Neutron diffraction at the Australian Centre for Neutron Scattering has clarified the absence of magnetic order and classified the superconductivity of a new next-generation of superconductors in a paper published in Europhysics Letters.
The iron-based nitride, ThFeAsN, which contains Th2N2 and FeAs2 layers, has been of considerable interest because unconventional superconductivity occurring at a temperature of 30 K. This material was of particular interest as the superconductivity was seen to arise without oxygen doping.
A large group of predominantly Chinese researchers, led by Professor Huiqian Luo from the Beijing National Laboratory for Condensed Matter Physics, gathered diffraction measurements on the high intensity diffractometer WOMBAT, assisted by instrument scientists Dr. Helen Maynard-Casely and Dr. Guochu Deng based at the Australian Centre for Neutron Scattering.

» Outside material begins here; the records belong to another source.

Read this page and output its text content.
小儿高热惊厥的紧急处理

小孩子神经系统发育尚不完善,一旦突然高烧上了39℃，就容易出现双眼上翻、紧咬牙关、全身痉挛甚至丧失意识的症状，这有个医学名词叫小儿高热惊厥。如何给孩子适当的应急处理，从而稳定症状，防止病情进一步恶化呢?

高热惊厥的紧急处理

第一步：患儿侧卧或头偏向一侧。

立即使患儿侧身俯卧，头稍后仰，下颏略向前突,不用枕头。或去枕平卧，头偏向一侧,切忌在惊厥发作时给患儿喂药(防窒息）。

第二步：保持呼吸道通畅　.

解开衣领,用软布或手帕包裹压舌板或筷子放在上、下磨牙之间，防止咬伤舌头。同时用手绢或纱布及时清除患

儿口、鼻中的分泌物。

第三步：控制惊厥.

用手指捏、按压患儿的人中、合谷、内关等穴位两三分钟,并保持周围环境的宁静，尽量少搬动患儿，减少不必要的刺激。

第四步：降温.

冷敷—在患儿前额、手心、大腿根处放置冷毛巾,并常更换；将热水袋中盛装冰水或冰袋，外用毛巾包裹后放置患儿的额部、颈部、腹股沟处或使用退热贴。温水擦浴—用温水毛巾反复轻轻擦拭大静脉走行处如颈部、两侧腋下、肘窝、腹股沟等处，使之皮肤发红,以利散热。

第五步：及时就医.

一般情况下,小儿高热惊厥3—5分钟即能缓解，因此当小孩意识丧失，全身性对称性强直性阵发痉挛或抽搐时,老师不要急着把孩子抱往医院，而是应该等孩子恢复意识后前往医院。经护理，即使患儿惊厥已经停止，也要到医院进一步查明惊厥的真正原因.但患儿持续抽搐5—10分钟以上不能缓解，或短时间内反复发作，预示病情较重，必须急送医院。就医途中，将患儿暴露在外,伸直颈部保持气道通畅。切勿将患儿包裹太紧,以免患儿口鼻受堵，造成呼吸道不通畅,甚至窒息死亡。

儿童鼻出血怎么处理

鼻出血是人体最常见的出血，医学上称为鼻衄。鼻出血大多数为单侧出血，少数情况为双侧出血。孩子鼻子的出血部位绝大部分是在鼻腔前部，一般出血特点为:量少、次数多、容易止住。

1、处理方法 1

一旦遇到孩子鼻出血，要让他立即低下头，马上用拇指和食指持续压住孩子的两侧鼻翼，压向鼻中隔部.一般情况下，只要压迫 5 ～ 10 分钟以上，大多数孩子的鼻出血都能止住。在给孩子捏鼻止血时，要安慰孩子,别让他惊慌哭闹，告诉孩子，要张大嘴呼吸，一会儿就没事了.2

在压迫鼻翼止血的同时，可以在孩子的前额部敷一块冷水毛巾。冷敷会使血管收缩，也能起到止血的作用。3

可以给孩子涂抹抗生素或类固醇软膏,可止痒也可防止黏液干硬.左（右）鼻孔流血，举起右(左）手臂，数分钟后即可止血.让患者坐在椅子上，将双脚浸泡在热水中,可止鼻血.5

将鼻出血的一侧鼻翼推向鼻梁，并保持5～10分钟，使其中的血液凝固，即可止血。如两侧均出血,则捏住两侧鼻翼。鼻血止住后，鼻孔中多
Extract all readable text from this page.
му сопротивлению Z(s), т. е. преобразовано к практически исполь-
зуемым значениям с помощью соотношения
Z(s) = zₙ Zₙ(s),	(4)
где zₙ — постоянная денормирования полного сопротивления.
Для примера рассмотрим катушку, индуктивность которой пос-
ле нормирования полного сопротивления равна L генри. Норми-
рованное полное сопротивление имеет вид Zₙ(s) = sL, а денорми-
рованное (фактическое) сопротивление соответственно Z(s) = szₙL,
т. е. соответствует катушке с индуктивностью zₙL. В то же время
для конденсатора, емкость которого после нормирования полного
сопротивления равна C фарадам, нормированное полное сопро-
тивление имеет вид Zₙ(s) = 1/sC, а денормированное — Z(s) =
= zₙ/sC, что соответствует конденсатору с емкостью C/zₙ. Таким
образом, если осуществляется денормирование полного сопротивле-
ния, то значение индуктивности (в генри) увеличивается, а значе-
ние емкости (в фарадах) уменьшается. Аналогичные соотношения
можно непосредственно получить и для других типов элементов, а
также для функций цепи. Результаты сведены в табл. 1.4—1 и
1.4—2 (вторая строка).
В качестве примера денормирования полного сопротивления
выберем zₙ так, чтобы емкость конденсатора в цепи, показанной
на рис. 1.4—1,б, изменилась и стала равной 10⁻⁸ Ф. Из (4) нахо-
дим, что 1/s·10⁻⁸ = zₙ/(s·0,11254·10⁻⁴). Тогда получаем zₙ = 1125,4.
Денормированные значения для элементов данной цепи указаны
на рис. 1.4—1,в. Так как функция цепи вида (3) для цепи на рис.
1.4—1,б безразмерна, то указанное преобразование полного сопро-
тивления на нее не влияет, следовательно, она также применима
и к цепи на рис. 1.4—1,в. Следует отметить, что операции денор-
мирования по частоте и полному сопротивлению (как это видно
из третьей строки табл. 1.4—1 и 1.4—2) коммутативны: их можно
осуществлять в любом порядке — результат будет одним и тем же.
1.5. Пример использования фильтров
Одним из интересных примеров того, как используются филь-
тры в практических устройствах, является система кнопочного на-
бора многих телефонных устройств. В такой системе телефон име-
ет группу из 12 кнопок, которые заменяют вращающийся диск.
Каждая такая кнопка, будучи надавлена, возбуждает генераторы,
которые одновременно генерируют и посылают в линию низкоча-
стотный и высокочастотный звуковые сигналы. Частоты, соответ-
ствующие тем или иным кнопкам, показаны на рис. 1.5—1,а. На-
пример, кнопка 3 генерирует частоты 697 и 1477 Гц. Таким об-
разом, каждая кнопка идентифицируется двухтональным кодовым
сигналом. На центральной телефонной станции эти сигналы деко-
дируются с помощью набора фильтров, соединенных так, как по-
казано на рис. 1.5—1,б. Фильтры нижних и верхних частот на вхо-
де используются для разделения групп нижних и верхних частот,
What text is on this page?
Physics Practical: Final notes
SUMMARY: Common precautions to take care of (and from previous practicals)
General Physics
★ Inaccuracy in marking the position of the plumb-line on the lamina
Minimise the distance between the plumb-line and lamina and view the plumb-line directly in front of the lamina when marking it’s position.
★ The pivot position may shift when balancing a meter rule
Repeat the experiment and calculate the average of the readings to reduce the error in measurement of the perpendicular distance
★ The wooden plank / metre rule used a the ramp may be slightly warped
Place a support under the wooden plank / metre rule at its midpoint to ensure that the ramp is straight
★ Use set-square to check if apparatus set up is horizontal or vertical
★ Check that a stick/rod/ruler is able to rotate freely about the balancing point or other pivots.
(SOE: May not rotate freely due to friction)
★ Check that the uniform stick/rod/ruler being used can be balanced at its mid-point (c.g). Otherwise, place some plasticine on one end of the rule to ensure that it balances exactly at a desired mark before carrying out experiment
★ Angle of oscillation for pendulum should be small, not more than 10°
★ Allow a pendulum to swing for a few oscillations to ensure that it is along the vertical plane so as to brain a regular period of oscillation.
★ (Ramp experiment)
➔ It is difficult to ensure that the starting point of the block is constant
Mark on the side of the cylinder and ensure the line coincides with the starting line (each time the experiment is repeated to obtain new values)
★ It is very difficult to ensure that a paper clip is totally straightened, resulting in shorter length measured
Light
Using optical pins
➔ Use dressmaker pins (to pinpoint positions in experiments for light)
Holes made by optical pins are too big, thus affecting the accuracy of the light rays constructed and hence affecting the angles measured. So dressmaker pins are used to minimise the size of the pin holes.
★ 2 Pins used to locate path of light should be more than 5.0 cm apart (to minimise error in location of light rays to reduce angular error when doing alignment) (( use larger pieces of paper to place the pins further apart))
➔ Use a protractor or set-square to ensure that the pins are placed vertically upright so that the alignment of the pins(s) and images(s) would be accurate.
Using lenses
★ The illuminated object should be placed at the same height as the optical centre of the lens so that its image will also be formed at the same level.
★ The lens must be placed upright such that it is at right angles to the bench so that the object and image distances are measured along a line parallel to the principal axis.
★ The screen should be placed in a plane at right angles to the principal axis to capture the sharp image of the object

This enabled them to determine the crystal structure of the compound over a large temperature range.
In similar types of materials, the onset of a superconducting state is thought to be associated with magnetic ordering within the crystal structure. Earlier measurements had shown no magnetic ordering in the ThFeAsN material, and hence this neutron study was an opportunity to confirm this and search for other structural insights into the material’s properties.
The lack of magnetic order was confirmed because no difference was found between the data sets at 6 K and 40 K. All of the observed reflections could be could be identified as having arisen from the atomic structure from 6K up to 300K — no magnetic reflections were identified.
Diffraction patterns over the temperature range from 300 K to 6 K also indicated there was no structural phase transition from tetragonal to orthorhombic in the crystal lattice.
The investigators reported that the lattice parameters continuously increased with temperature due to thermal expansion and a weak distortion in the tetrahedron possibly took place at 160 K. Details from the structure point to this distortion coming from the FeAs2 layers.
The close relationship between local structure of the FeAs4 tetrahedron and the superconducting temperature, suggested TheFeAsN is in a nearly optimized superconducting state.
This is different to many other discovered superconducting materials, which require tweaks in their chemistry to produce the highest critical temperature.
The authors also surmised that the close distance of Fe-As would favor electron hopping, reducing electron correlations and orbital order, thereby providing a reasonable explanation for the absence of magnetic order, structural transition and resistivity anomaly.
Carrier density measurements indicated that ThFeAsN could already be doped by electrons, which are probably introduced by the N deficiency or O occupancy or the reduced valence of nitrogen. The self-doping effect could be responsible for the superconductivity and suppression of magnetic order.
Research institutions that also contributed to the study included Shandong University, National Institute of Standards and Technology (U.S.), Zhejiang University, Collaborative Innovation Centre of Advanced Microstructures (China), and the Collaborative Innovation Centre of Quantum Matter.